Add TLS Transfer Support Caller Responsibilities (#1223)

include/openssl/ssl.h

@@ -2641,6 +2641,14 @@ OPENSSL_EXPORT const char *SSL_get_group_name(uint16_t group_id);
 // ownership of the buffer and must call |OPENSSL_free| when done. It returns
 // one on success and zero on error.
 //
+// CAUTION: This function will serialize an established TLS 1.2/1.3
+// connection, which includes sensitive security parameters established during
+// the connection handshake, and memory buffers that may contain
+// sensitive in-flight application data. It is the callers responsibility for
+// ensuring the confidentiality and data integrity of the serialized encoding.
+// Minimally a caller must encrypt the returned bytes using an AEAD cipher, such
+// as AES-128-GCM before persisting the bytes to storage.
+//
 // WARNING: Currently only works with TLS 1.2 or TLS 1.3 after handshake has
 // finished.
 // WARNING: Currently only supports |SSL| as server.

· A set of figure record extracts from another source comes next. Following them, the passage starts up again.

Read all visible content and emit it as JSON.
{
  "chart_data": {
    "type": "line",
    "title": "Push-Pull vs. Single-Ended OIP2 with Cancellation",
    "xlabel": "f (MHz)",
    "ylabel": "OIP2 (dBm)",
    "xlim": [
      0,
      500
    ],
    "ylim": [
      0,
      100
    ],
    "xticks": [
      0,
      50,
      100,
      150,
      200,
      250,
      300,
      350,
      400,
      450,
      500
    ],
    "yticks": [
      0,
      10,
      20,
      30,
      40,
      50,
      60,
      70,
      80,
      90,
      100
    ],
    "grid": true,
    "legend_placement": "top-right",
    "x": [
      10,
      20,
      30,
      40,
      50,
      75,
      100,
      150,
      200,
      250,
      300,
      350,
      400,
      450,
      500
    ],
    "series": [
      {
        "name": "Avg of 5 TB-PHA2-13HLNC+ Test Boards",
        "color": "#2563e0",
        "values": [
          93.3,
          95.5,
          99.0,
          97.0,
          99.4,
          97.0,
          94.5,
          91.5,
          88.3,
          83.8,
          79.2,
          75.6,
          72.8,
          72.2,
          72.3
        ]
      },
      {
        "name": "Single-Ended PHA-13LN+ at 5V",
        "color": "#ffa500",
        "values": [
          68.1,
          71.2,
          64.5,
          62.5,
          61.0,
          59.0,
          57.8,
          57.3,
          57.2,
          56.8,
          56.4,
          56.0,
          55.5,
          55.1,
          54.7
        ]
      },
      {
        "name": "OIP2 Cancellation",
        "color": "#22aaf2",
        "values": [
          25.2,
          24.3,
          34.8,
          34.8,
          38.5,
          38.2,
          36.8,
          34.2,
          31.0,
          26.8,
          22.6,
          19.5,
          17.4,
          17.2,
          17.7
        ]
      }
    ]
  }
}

@@ -2659,6 +2667,13 @@ OPENSSL_EXPORT int SSL_to_bytes(const SSL *in, uint8_t **out_data,
 // come from |out_data| and |out_len| of |SSL_to_bytes|. In other words,
 // |SSL_from_bytes| should be called after |SSL_to_bytes|.
 //
+// CAUTION: This function deserializes an encoded TLS 1.2/1.3 established
+// connection so that the communication may continue on the previously
+// established channel. It is the callers responsibility for maintaining
+// confidentiality and integrity of serialized bytes between the time of
+// serialization and invoking this function.
+// See |SSL_to_bytes| for more details.
+//
 // WARNING: Do not decode the same bytes |in| for different connections.
 //          Otherwise, the connections use the same key material.
 // WARNING: Remember set |ssl->rbio| and |ssl->wbio| before using |ssl|.